Pathologic stage (pTNM)

The pathologic stage for GISTs uses the TNM staging system developed by the American Joint Committee on Cancer (AJCC). Note that this staging system applies to conventional adult GISTs without a known genetic syndrome. Tumor stage (pT) is based solely on tumor size.

Tumor stage (pT)

  • pT1 — Tumor is 2 cm or smaller.
  • pT2 — Tumor is more than 2 cm but no more than 5 cm.
  • pT3 — Tumor is more than 5 cm but no more than 10 cm.
  • pT4 — Tumor is more than 10 cm.

Nodal stage (pN)

  • pN0 — No tumor cells found in any lymph nodes examined.
  • pN1 — Tumor cells found in one or more lymph nodes.
  • pNX — No lymph nodes were available for examination.

Because lymph node spread is so rare in conventional GIST, the overall stage and prognosis are driven primarily by the risk assessment score rather than by the TNM stage alone.

What is the prognosis for GIST?

The prognosis for GIST varies enormously depending on the risk category, mutation type, and subtype.

For conventional KIT/PDGFRA-mutant GISTs, the risk assessment score is the primary predictor of outcome.
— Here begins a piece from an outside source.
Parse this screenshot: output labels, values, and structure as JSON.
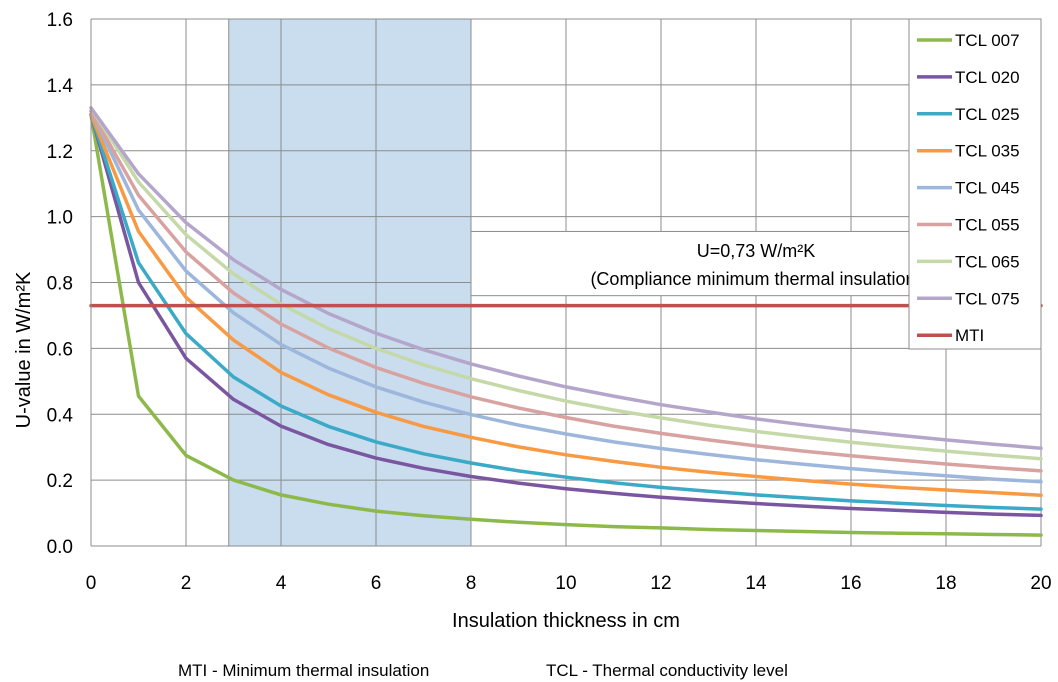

No-risk and low-risk GISTs are associated with an excellent prognosis — most patients are cured by surgery alone and do not experience recurrence. Intermediate-risk GISTs have a moderate chance of recurrence and are monitored closely. High-risk GISTs have a substantially higher chance of recurrence, particularly within the first several years after surgery, and adjuvant imatinib therapy is recommended to reduce this risk.

The specific gene mutation also affects both prognosis and treatment response:

  • KIT exon 11 mutations respond best to imatinib and are associated with a relatively favorable prognosis among high-risk GISTs.
  • KIT exon 9 mutations tend to be more aggressive and require higher-dose imatinib for optimal response.
  • PDGFRA D842V mutations are resistant to imatinib but respond well to avapritinib, with good outcomes in most patients.
  • Wild-type GISTs (including NF1-associated tumors) often do not respond to imatinib; management depends on the specific underlying driver.

For SDH-deficient GISTs, the standard risk assessment system does not apply, and prognosis is harder to predict. Some patients with metastatic SDH-deficient GIST follow an indolent course and survive for many years, while others experience more rapid progression. Clinical trial participation is recommended for advanced SDH-deficient GIST.

Overall, the development of targeted therapies — particularly imatinib and its successors — has transformed GIST from a cancer with very limited treatment options into one with among the best outcomes of any solid tumor in the metastatic setting. Your treatment team will use all of the information in your pathology report to develop a management plan tailored to your individual situation.

Questions to ask your doctor

Your pathology report contains important information that will guide your care. The following questions may help you prepare for your next appointment.

  • Where exactly did my GIST start — stomach, small intestine, or another location?
  • What is the tumor size, and what was the mitotic count?
  • What risk category was my GIST assigned — no risk, low, moderate, or high?
  • Did the tumor rupture during surgery, and does that affect my risk category?
  • Were the surgical margins negative? Was the tumor completely removed?
  • What was the result of molecular testing — was a KIT or PDGFRA mutation found, and in which exon?
  • Is my tumor PDGFRA D842V-mutant, and does that affect which drug I should receive?
  • Was my tumor tested for SDH deficiency — is it a conventional or SDH-deficient GIST?
  • If SDH deficiency was found, should I be referred for genetic counseling?
  • Do I need adjuvant imatinib after surgery, and for how long?
  • If I received imatinib before surgery, how well did the tumor respond?
  • Are there clinical trials available for my mutation type?
  • What follow-up imaging and appointments will I need, and how often?